Наша работа была прервана промчавшимся мимо всадником. Одна нога его стояла в стремени, а другая — толстая, завернутая в обрывки плащ-палатки, — свободно болталась.
Рядом со всадником бежал Микельшин, пытаясь пой мать коня за уздцы. Но это ему не удалось.
Нетрудно было догадаться, кто этот всадник.
Немного погодя со стороны шоссе послышались частая автоматная стрельба, орудийные выстрелы и глухие, тяжелые взрывы противотанковых гранат.
Меж деревьев поднялось медленное маслянистое красное пламя, и поющий звук русского ура проник в самое сердце.
Когда я добрался до шоссе, здесь все было кончено.
Темные, развороченные взрывами укладок со снарядами танки стояли в’талых лужах. Здесь же лежали мертвые кони.
Артиллеристы поспешно долбили каменную землю, устанавливая вдоль шоссе орудия. Бойцы также готовили себе окопы. Минеры впереди укладывали мины.
Шоссе, таким образом, было перехвачено, немцы оказались в мешке.
Я обратил внимание на то, что немецкие танки были выкрашены в яркожелтый цвет. Подполковник объяснил мне, что это те самые танки, которые были переброшены Гудериану из Африки для нанесения последнего, решающего удара по Москве. Их даже не успели перекрасить.
Потом мне сказали, что меня хочет видеть один раненый боец.
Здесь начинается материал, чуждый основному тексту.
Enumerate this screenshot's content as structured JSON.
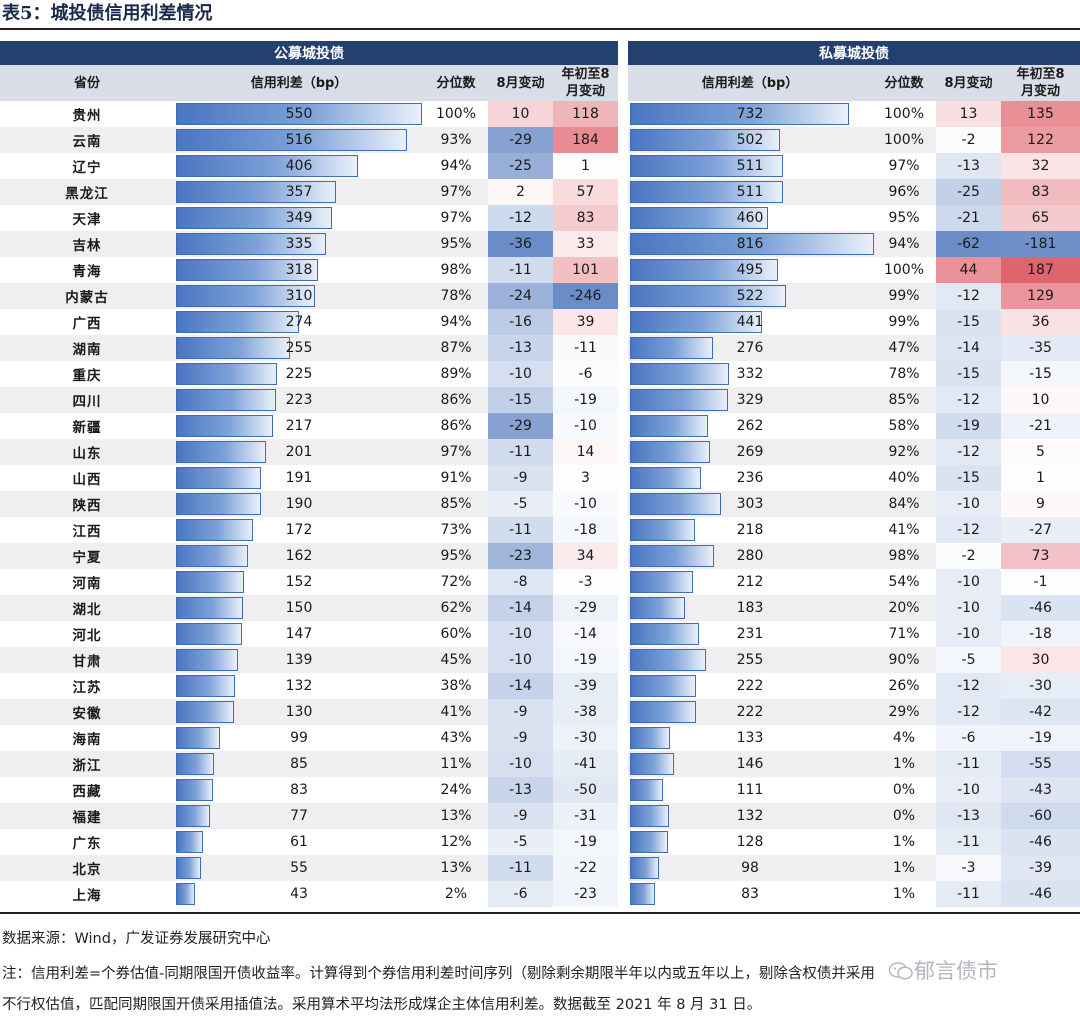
{
  "title": "表5：城投债信用利差情况",
  "groups": {
    "public": "公募城投债",
    "private": "私募城投债"
  },
  "headers": {
    "province": "省份",
    "spread": "信用利差（bp）",
    "percentile": "分位数",
    "aug_change": "8月变动",
    "ytd_change_l1": "年初至8",
    "ytd_change_l2": "月变动"
  },
  "chart_data": {
    "type": "table",
    "rows": [
      {
        "province": "贵州",
        "pub_spread": 550,
        "pub_pct": "100%",
        "pub_aug": 10,
        "pub_ytd": 118,
        "pri_spread": 732,
        "pri_pct": "100%",
        "pri_aug": 13,
        "pri_ytd": 135
      },
      {
        "province": "云南",
        "pub_spread": 516,
        "pub_pct": "93%",
        "pub_aug": -29,
        "pub_ytd": 184,
        "pri_spread": 502,
        "pri_pct": "100%",
        "pri_aug": -2,
        "pri_ytd": 122
      },
      {
        "province": "辽宁",
        "pub_spread": 406,
        "pub_pct": "94%",
        "pub_aug": -25,
        "pub_ytd": 1,
        "pri_spread": 511,
        "pri_pct": "97%",
        "pri_aug": -13,
        "pri_ytd": 32
      },
      {
        "province": "黑龙江",
        "pub_spread": 357,
        "pub_pct": "97%",
        "pub_aug": 2,
        "pub_ytd": 57,
        "pri_spread": 511,
        "pri_pct": "96%",
        "pri_aug": -25,
        "pri_ytd": 83
      },
      {
        "province": "天津",
        "pub_spread": 349,
        "pub_pct": "97%",
        "pub_aug": -12,
        "pub_ytd": 83,
        "pri_spread": 460,
        "pri_pct": "95%",
        "pri_aug": -21,
        "pri_ytd": 65
      },
      {
        "province": "吉林",
        "pub_spread": 335,
        "pub_pct": "95%",
        "pub_aug": -36,
        "pub_ytd": 33,
        "pri_spread": 816,
        "pri_pct": "94%",
        "pri_aug": -62,
        "pri_ytd": -181
      },
      {
        "province": "青海",
        "pub_spread": 318,
        "pub_pct": "98%",
        "pub_aug": -11,
        "pub_ytd": 101,
        "pri_spread": 495,
        "pri_pct": "100%",
        "pri_aug": 44,
        "pri_ytd": 187
      },
      {
        "province": "内蒙古",
        "pub_spread": 310,
        "pub_pct": "78%",
        "pub_aug": -24,
        "pub_ytd": -246,
        "pri_spread": 522,
        "pri_pct": "99%",
        "pri_aug": -12,
        "pri_ytd": 129
      },
      {
        "province": "广西",
        "pub_spread": 274,
        "pub_pct": "94%",
        "pub_aug": -16,
        "pub_ytd": 39,
        "pri_spread": 441,
        "pri_pct": "99%",
        "pri_aug": -15,
        "pri_ytd": 36
      },
      {
        "province": "湖南",
        "pub_spread": 255,
        "pub_pct": "87%",
        "pub_aug": -13,
        "pub_ytd": -11,
        "pri_spread": 276,
        "pri_pct": "47%",
        "pri_aug": -14,
        "pri_ytd": -35
      },
      {
        "province": "重庆",
        "pub_spread": 225,
        "pub_pct": "89%",
        "pub_aug": -10,
        "pub_ytd": -6,
        "pri_spread": 332,
        "pri_pct": "78%",
        "pri_aug": -15,
        "pri_ytd": -15
      },
      {
        "province": "四川",
        "pub_spread": 223,
        "pub_pct": "86%",
        "pub_aug": -15,
        "pub_ytd": -19,
        "pri_spread": 329,
        "pri_pct": "85%",
        "pri_aug": -12,
        "pri_ytd": 10
      },
      {
        "province": "新疆",
        "pub_spread": 217,
        "pub_pct": "86%",
        "pub_aug": -29,
        "pub_ytd": -10,
        "pri_spread": 262,
        "pri_pct": "58%",
        "pri_aug": -19,
        "pri_ytd": -21
      },
      {
        "province": "山东",
        "pub_spread": 201,
        "pub_pct": "97%",
        "pub_aug": -11,
        "pub_ytd": 14,
        "pri_spread": 269,
        "pri_pct": "92%",
        "pri_aug": -12,
        "pri_ytd": 5
      },
      {
        "province": "山西",
        "pub_spread": 191,
        "pub_pct": "91%",
        "pub_aug": -9,
        "pub_ytd": 3,
        "pri_spread": 236,
        "pri_pct": "40%",
        "pri_aug": -15,
        "pri_ytd": 1
      },
      {
        "province": "陕西",
        "pub_spread": 190,
        "pub_pct": "85%",
        "pub_aug": -5,
        "pub_ytd": -10,
        "pri_spread": 303,
        "pri_pct": "84%",
        "pri_aug": -10,
        "pri_ytd": 9
      },
      {
        "province": "江西",
        "pub_spread": 172,
        "pub_pct": "73%",
        "pub_aug": -11,
        "pub_ytd": -18,
        "pri_spread": 218,
        "pri_pct": "41%",
        "pri_aug": -12,
        "pri_ytd": -27
      },
      {
        "province": "宁夏",
        "pub_spread": 162,
        "pub_pct": "95%",
        "pub_aug": -23,
        "pub_ytd": 34,
        "pri_spread": 280,
        "pri_pct": "98%",
        "pri_aug": -2,
        "pri_ytd": 73
      },
      {
        "province": "河南",
        "pub_spread": 152,
        "pub_pct": "72%",
        "pub_aug": -8,
        "pub_ytd": -3,
        "pri_spread": 212,
        "pri_pct": "54%",
        "pri_aug": -10,
        "pri_ytd": -1
      },
      {
        "province": "湖北",
        "pub_spread": 150,
        "pub_pct": "62%",
        "pub_aug": -14,
        "pub_ytd": -29,
        "pri_spread": 183,
        "pri_pct": "20%",
        "pri_aug": -10,
        "pri_ytd": -46
      },
      {
        "province": "河北",
        "pub_spread": 147,
        "pub_pct": "60%",
        "pub_aug": -10,
        "pub_ytd": -14,
        "pri_spread": 231,
        "pri_pct": "71%",
        "pri_aug": -10,
        "pri_ytd": -18
      },
      {
        "province": "甘肃",
        "pub_spread": 139,
        "pub_pct": "45%",
        "pub_aug": -10,
        "pub_ytd": -19,
        "pri_spread": 255,
        "pri_pct": "90%",
        "pri_aug": -5,
        "pri_ytd": 30
      },
      {
        "province": "江苏",
        "pub_spread": 132,
        "pub_pct": "38%",
        "pub_aug": -14,
        "pub_ytd": -39,
        "pri_spread": 222,
        "pri_pct": "26%",
        "pri_aug": -12,
        "pri_ytd": -30
      },
      {
        "province": "安徽",
        "pub_spread": 130,
        "pub_pct": "41%",
        "pub_aug": -9,
        "pub_ytd": -38,
        "pri_spread": 222,
        "pri_pct": "29%",
        "pri_aug": -12,
        "pri_ytd": -42
      },
      {
        "province": "海南",
        "pub_spread": 99,
        "pub_pct": "43%",
        "pub_aug": -9,
        "pub_ytd": -30,
        "pri_spread": 133,
        "pri_pct": "4%",
        "pri_aug": -6,
        "pri_ytd": -19
      },
      {
        "province": "浙江",
        "pub_spread": 85,
        "pub_pct": "11%",
        "pub_aug": -10,
        "pub_ytd": -41,
        "pri_spread": 146,
        "pri_pct": "1%",
        "pri_aug": -11,
        "pri_ytd": -55
      },
      {
        "province": "西藏",
        "pub_spread": 83,
        "pub_pct": "24%",
        "pub_aug": -13,
        "pub_ytd": -50,
        "pri_spread": 111,
        "pri_pct": "0%",
        "pri_aug": -10,
        "pri_ytd": -43
      },
      {
        "province": "福建",
        "pub_spread": 77,
        "pub_pct": "13%",
        "pub_aug": -9,
        "pub_ytd": -31,
        "pri_spread": 132,
        "pri_pct": "0%",
        "pri_aug": -13,
        "pri_ytd": -60
      },
      {
        "province": "广东",
        "pub_spread": 61,
        "pub_pct": "12%",
        "pub_aug": -5,
        "pub_ytd": -19,
        "pri_spread": 128,
        "pri_pct": "1%",
        "pri_aug": -11,
        "pri_ytd": -46
      },
      {
        "province": "北京",
        "pub_spread": 55,
        "pub_pct": "13%",
        "pub_aug": -11,
        "pub_ytd": -22,
        "pri_spread": 98,
        "pri_pct": "1%",
        "pri_aug": -3,
        "pri_ytd": -39
      },
      {
        "province": "上海",
        "pub_spread": 43,
        "pub_pct": "2%",
        "pub_aug": -6,
        "pub_ytd": -23,
        "pri_spread": 83,
        "pri_pct": "1%",
        "pri_aug": -11,
        "pri_ytd": -46
      }
    ]
  },
  "footer": {
    "source": "数据来源：Wind，广发证券发展研究中心",
    "note_line1": "注：信用利差=个券估值-同期限国开债收益率。计算得到个券信用利差时间序列（剔除剩余期限半年以内或五年以上，剔除含权债并采用",
    "note_line2": "不行权估值，匹配同期限国开债采用插值法。采用算术平均法形成煤企主体信用利差。数据截至 2021 年 8 月 31 日。"
  },
  "watermark": "郁言债市",
  "colors": {
    "header_bg": "#23406e",
    "subheader_bg": "#d9dde7",
    "row_stripe": "#efeff2",
    "bar_dark": "#4a76c1",
    "heat_pos": "#e06470",
    "heat_neg": "#6a8cc7"
  }
}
И я снова увидел Кедрова. Он лежал на снегу, полушубок его был расстегнут. Микельшин стоял на коленях, осторожно продевал бинт ему под спину и озабоченно спрашивал:
— Не туго? Ты тогда скажи.
Увидев меня, Кедров усмехнулся какой-то удивительно доброй и ласковой улыбкой и с трудом, тихо проговорил:
— Вот видите, теперь уже не совестно, теперь и я свою руку как следует приложил. — Помедлив, он по-особенному проникновенно сказал: — Началось, а?
Потом попросил:
— Покурить не найдется?
— У тебя же только у одного табачок есть, — укоризненно сказал Микельшин. — Если хочешь, я сверну?
— Нету у меня табаку, — сказал Кедров, — я его тем ребятам отдал, попроси, может, они одолжат на закрутку.
— Хорошо, — глухо согласился Микельшин, — я сейчас сбегаю.
Но не тронулся с места, потому что знал: тех ребят уже нет.
В сумерках наступающего дня мы видели зарево горящих впереди нас деревень, которые, отступая, сжигали немцы.
Скоро голова разорванной немецкой колонны показалась на шоссе. Наши орудия открыли огонь. Бросая машины, немцы пытались обойти засаду по целине, но здесь их встречали пулеметным огнем цепи спешившихся кавалеристов.
Никогда еще я не видел, чтоб наши люди сражались с таким восторгом и упоением, как это было в декабрьские дни разгрома немцев под Москвой.
Говорят, что на войне нельзя испытать ощущение полного счастья. Неправда! Мы тогда чувствовали себя самыми счастливыми людьми, потому что победа — это счастье. А это была первая большая победа, и значит — первое ощущение огромного, всепокоряющего счастья.